Dyer surveyed his new home. For an artist he could hardly have chosen a more impressive spot. Behind him the black crags of Sgurr Mor reared menacingly and its peak almost seemed to overhang the caravan site, like a dinosaur frozen in stone, waiting, perhaps, to come alive and strike.

With just the hint of a shudder he turned away and looked straight ahead, down the hill. In front of him the moor tumbled steeply downwards for about two hundred feet till an ancient dry stone dyke stopped it like a dam, and beyond this lay the woods, and farmlands with the buildings of the clachan* of Dunadd huddled together like dolls' houses, and beyond that the loch shining, with the golden path of the setting sun burning across it.

On the far side of the loch three sharp blue peaks were silhouetted against the fiery red sky. “One of the islands,” he thought. “Must check it out on the map.”

There was such a lacework of lochs and islands, and lochs on islands, and islands in lochs that Dyer found the geography pretty confusing, and the fact that they all had quite unpronounceable Gaelic names didn't help. But he was sure he would learn enough of the language to make sense of it all – after all he'd had the same sort of problem with Aborigine names in the outback down under.

What he hadn't had to contend with was the West Highland weather, though at first that treated him so kindly that he simply couldn't believe the tales he had heard of torrential downpours and week after week of rain.

He turned to look at his nearer surroundings. The Range Rover Track had recently been cut by the new owner of the moor to replace an old pony trail so that the carcasses of stags could be taken down more easily in the stalking season. It forded the Ballagan Burn and stopped at the caravan site, beyond which the ground rose steeply for about fifty feet and then the moor levelled off in a soggy morass of peat too treacherous even for ponies to negotiate. That was where he would have to bury the contents of the chemical toilet,

Even here there was a trail of
sorts.
It began low down in the bracken above the woods and crossed the new Range Rover Track at the very spot where the ledge had been cut in the hillside to take the caravan. But it continued beyond that, winding up the slope until it disappeared from sight on the moor. Along this trail and all round the caravan were the prints of cloven hooves, as if hundreds of animals had tracked backwards and forwards over the spot for centuries.

“Sheep? Deer? Haggis?” Dyer laughed at his own joke. “Have they really got legs on one side longer than the other?”

Dyer painted landscapes; sunsets and sunrises; coral islands drowsing in the heat.

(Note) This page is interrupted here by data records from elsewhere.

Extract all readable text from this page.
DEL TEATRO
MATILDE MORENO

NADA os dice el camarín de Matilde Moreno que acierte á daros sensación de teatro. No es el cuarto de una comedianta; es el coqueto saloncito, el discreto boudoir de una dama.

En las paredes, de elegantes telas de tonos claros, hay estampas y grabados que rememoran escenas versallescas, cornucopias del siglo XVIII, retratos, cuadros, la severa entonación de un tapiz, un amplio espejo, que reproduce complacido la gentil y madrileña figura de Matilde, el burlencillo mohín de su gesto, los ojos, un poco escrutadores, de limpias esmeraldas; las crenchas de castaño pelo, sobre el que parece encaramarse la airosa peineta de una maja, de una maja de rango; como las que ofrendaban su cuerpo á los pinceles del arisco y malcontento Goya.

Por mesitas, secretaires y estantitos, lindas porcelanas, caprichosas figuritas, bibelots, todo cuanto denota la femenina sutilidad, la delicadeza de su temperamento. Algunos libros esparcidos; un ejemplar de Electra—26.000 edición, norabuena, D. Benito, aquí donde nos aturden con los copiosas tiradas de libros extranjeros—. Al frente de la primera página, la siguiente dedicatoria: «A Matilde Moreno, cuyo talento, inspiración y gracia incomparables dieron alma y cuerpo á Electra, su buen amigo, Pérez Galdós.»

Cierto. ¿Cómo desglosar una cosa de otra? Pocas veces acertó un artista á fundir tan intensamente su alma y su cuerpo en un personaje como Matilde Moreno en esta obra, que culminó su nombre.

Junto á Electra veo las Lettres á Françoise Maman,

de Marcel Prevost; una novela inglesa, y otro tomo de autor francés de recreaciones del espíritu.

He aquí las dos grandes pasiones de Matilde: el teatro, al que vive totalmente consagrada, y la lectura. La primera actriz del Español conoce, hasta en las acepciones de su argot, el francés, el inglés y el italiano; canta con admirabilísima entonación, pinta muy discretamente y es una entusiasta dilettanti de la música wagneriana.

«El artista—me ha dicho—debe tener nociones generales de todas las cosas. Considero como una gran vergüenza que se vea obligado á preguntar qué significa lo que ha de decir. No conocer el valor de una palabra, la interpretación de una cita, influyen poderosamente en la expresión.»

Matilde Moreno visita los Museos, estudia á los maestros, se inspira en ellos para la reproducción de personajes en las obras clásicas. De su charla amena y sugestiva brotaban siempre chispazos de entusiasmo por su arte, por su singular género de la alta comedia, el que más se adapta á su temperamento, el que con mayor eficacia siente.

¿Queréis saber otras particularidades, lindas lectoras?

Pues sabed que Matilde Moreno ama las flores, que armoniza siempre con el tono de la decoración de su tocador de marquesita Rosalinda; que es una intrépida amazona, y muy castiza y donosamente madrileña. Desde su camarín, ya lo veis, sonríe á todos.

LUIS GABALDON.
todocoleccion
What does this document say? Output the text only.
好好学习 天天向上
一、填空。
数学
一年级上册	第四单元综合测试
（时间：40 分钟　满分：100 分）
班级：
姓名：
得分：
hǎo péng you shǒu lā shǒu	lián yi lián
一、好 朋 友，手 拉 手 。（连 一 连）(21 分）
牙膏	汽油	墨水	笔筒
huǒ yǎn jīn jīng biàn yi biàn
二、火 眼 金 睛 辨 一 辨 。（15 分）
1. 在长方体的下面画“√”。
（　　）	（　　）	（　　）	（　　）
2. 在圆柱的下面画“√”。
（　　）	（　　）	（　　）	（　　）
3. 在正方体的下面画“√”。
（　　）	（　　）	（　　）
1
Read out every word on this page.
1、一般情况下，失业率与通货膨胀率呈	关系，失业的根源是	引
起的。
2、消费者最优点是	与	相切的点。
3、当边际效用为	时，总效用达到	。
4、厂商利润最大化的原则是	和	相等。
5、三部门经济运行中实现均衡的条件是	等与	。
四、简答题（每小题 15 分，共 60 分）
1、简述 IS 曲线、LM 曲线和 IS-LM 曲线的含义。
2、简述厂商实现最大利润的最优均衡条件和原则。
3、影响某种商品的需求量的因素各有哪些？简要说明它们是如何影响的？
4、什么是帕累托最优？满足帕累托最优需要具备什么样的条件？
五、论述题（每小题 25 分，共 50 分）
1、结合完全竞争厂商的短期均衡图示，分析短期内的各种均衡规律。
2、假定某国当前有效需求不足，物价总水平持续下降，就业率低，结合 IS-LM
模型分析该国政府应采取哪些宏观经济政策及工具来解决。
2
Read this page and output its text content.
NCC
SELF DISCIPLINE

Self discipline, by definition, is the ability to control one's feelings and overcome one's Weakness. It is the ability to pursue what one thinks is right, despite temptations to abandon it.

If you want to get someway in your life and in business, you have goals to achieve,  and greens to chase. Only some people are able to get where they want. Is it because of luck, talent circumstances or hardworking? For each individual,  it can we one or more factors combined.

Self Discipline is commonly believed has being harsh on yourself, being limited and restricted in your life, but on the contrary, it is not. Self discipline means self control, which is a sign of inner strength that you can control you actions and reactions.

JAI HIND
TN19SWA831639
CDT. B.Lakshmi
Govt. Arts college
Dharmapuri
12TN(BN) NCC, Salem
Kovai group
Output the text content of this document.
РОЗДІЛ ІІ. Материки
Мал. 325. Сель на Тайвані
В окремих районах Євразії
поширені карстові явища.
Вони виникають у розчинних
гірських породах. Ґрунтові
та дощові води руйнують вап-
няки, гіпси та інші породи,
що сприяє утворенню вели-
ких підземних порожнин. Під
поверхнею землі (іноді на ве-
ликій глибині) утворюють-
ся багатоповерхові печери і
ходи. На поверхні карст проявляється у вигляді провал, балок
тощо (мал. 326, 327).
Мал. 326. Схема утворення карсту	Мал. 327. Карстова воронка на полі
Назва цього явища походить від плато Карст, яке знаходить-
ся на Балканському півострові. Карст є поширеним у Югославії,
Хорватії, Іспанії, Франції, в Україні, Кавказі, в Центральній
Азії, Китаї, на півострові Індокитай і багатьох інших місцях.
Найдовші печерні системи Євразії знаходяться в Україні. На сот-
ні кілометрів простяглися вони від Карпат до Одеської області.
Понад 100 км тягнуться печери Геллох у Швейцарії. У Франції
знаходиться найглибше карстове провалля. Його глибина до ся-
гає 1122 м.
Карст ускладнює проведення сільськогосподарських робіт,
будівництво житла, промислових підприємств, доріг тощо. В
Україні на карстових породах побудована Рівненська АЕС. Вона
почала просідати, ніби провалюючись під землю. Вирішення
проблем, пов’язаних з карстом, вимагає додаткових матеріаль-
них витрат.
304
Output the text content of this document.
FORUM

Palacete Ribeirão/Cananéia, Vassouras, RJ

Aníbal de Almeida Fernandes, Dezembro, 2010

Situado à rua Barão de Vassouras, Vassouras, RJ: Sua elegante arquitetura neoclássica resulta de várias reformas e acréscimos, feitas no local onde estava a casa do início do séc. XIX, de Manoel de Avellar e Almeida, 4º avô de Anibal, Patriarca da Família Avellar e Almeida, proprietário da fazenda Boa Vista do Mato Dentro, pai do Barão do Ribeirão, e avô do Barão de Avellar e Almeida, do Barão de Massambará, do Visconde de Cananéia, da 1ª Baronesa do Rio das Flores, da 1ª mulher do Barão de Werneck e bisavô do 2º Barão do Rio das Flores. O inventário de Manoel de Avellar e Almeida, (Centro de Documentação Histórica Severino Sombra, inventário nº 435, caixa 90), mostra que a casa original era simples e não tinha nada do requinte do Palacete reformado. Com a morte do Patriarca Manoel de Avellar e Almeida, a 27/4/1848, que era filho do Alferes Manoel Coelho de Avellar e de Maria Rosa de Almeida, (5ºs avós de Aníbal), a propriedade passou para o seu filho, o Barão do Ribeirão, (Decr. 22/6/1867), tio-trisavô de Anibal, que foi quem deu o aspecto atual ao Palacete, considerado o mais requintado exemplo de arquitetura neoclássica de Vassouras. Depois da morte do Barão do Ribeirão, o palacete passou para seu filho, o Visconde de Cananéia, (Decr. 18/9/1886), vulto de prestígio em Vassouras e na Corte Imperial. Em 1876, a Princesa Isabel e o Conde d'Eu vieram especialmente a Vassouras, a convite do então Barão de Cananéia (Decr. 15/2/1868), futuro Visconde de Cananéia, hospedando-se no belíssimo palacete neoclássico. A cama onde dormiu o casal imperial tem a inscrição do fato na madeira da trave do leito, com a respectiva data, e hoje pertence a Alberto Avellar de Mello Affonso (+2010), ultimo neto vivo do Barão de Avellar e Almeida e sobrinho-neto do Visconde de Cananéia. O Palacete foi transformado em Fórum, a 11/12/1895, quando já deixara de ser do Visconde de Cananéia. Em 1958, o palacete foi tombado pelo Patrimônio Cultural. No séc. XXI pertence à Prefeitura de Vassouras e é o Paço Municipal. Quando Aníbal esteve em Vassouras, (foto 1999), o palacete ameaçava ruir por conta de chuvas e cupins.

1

Animals didn't interest him.

Ayers Rock at sunrise had been breathtaking, but now he needed cloud effects; fleeces of mist half veiling the mountains; thunder clouds brooding over empty moors; sudden shafts of sunlight reflected from lonely lochans; the kind of lighting that could make you imagine ancient ghosts; kelpies – milk white horses peacefully grazing by the shore of a loch who would seize the unwary traveller and carry him down into the peaty brown depths; the wee folk chattering behind a waterfall so that you could easily hear their voices, laughing like girls, but you never saw them, or if you did, things would go ill with you. Dyer, for all his hard-bitten Australian exterior, was superstitious. He had felt strange sensations in lonely places in the outback, and later discovered they were Aborigine burial grounds or corroboree sites.

His mother had been Highland, which was why he had come here, and perhaps that was why he felt slightly uneasy now that he was alone with the powers of this ancient land; the Sgurr behind him – it really did seem to be almost leaning over him, the Ballagan Burn to his right chattering harmlessly among the rocks and mini-waterfalls. Burns and rivers were supposed to have spirits of their own and some of them demanded human sacrifices. He remembered a rhyme his mother had read to him years ago out of a long lost story book:

“Bloodthirsty Dee

Each year needs three.”

It was late now and there was a chill in the air – an un-Australian chill. The sun had set in cotton wool behind the three blue peaks and the sky to the west was turning from red to dark purple-grey.

“The clouds have spirits too,” he had heard his mother say.

It was exactly a month later that Fraser found the dying otter.